The everesting is legit, and all signed off – you can view the infographic of the ride here. I feel a bit compelled to talk about this part because all in all it’s a little bittersweet. I joined one pretty amazing club – I am number 4 in Alberta and number 31 in Canada to complete an everesting. And yet, the higher goal was so tantalizingly close – I did literally 89% of my 10,000 m goal. Something feels unfinished. I won’t say I failed, because the bigger, more important and more meaningful activity was the awareness and fundraising activities, but, as I said, I feel like I didn’t achieve part of my objective. A lot of people have asked me if it was harder than I thought it was going to be, and the answer is no, it wasn’t harder, because I knew it was going to be tough. I feel disappointed that after all the preparation I didn’t execute properly to get myself enough sleep before hand. I think we all have things that are a bit bittersweet, and for me this is one. I keep playing it back in my head – if I’d gone faster would I have not run out of sleep? If I hadn’t stopped as much, would I have been in better shape? What if I hadn’t slowed down to ride the lap with Charlotte and cheer her on? I guess I could torture myself forever with what ifs.
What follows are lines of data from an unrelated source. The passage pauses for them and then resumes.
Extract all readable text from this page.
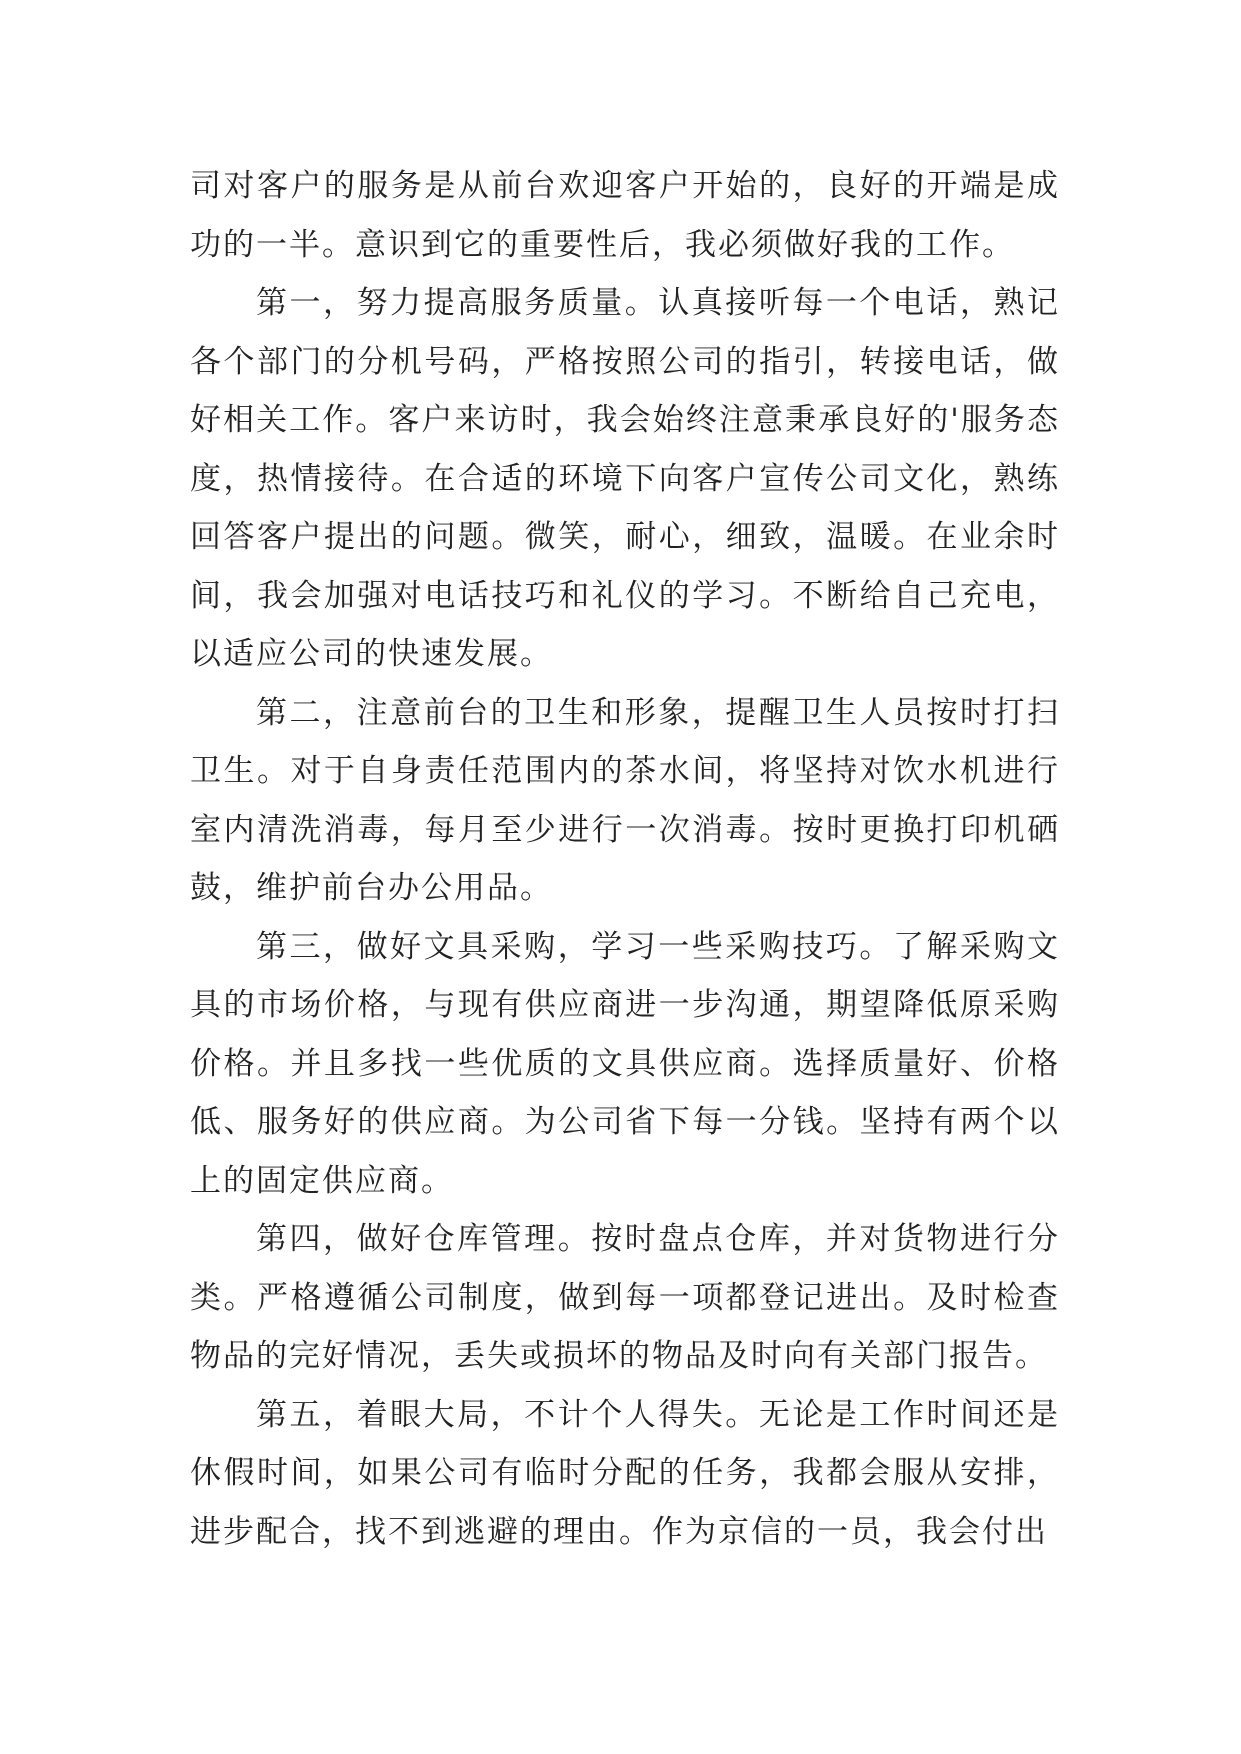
司对客户的服务是从前台欢迎客户开始的，良好的开端是成功的一半。意识到它的重要性后，我必须做好我的工作。

第一，努力提高服务质量。认真接听每一个电话，熟记各个部门的分机号码，严格按照公司的指引，转接电话，做好相关工作。客户来访时，我会始终注意秉承良好的'服务态度，热情接待。在合适的环境下向客户宣传公司文化，熟练回答客户提出的问题。微笑，耐心，细致，温暖。在业余时间，我会加强对电话技巧和礼仪的学习。不断给自己充电，以适应公司的快速发展。

第二，注意前台的卫生和形象，提醒卫生人员按时打扫卫生。对于自身责任范围内的茶水间，将坚持对饮水机进行室内清洗消毒，每月至少进行一次消毒。按时更换打印机硒鼓，维护前台办公用品。

第三，做好文具采购，学习一些采购技巧。了解采购文具的市场价格，与现有供应商进一步沟通，期望降低原采购价格。并且多找一些优质的文具供应商。选择质量好、价格低、服务好的供应商。为公司省下每一分钱。坚持有两个以上的固定供应商。

第四，做好仓库管理。按时盘点仓库，并对货物进行分类。严格遵循公司制度，做到每一项都登记进出。及时检查物品的完好情况，丢失或损坏的物品及时向有关部门报告。

第五，着眼大局，不计个人得失。无论是工作时间还是休假时间，如果公司有临时分配的任务，我都会服从安排，进步配合，找不到逃避的理由。作为京信的一员，我会付出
If you recall my post on the history of everesting, you will remember that George Leigh Mallory’s grandson was the one who came up with this crazy activity. George Leigh Mallory, among many others, has a quote which I think is fitting to this situation:

Have we vanquished an enemy? None but ourselves. Have we gained success? That word means nothing here. 

On both counts, the fundraising, and completing the everesting, I did something that on several occassions, I thought was impossible. Around midnight I ran out of steam – of food, of sleep, and of hope. James the Sherpa, my other friends, a stranger or two, and my family all helped me pull through that moment. I pushed on when I thought I couldn’t any more.

I’m proud of that, and I’m grateful that there are those around me who support me.

As a last thought to leave with you with, I want to challenge, and to support each one of you to go out into the world and do something amazing. Do something that raises your personal bar of what you think you’re capable of – you’ll be amazed at the results.




3 thoughts on “It’s all over.”

  1. Your amazing! And completely inspirational. You had so much courage to do what you did on such a public level! Fear of failure would of kept a lot of people from doing what you did. Fear of failure and what people may think has often inhibited me, so I look up to people who can be so bold! Awesome to have you as a mentor and friend.

    Liked by 1 person

  2. Gordon, you are truly an inspiration. Your grit and determination is awe inspiring, but you also are a true friend and ambassador for the Alzheimer Society, and for that we are so grateful. We could not do the work we do to assist those with dementia, their families and care partners, without people like you stepping up to the plate.

    From our heart to yours, thank you for your support, past, present and future.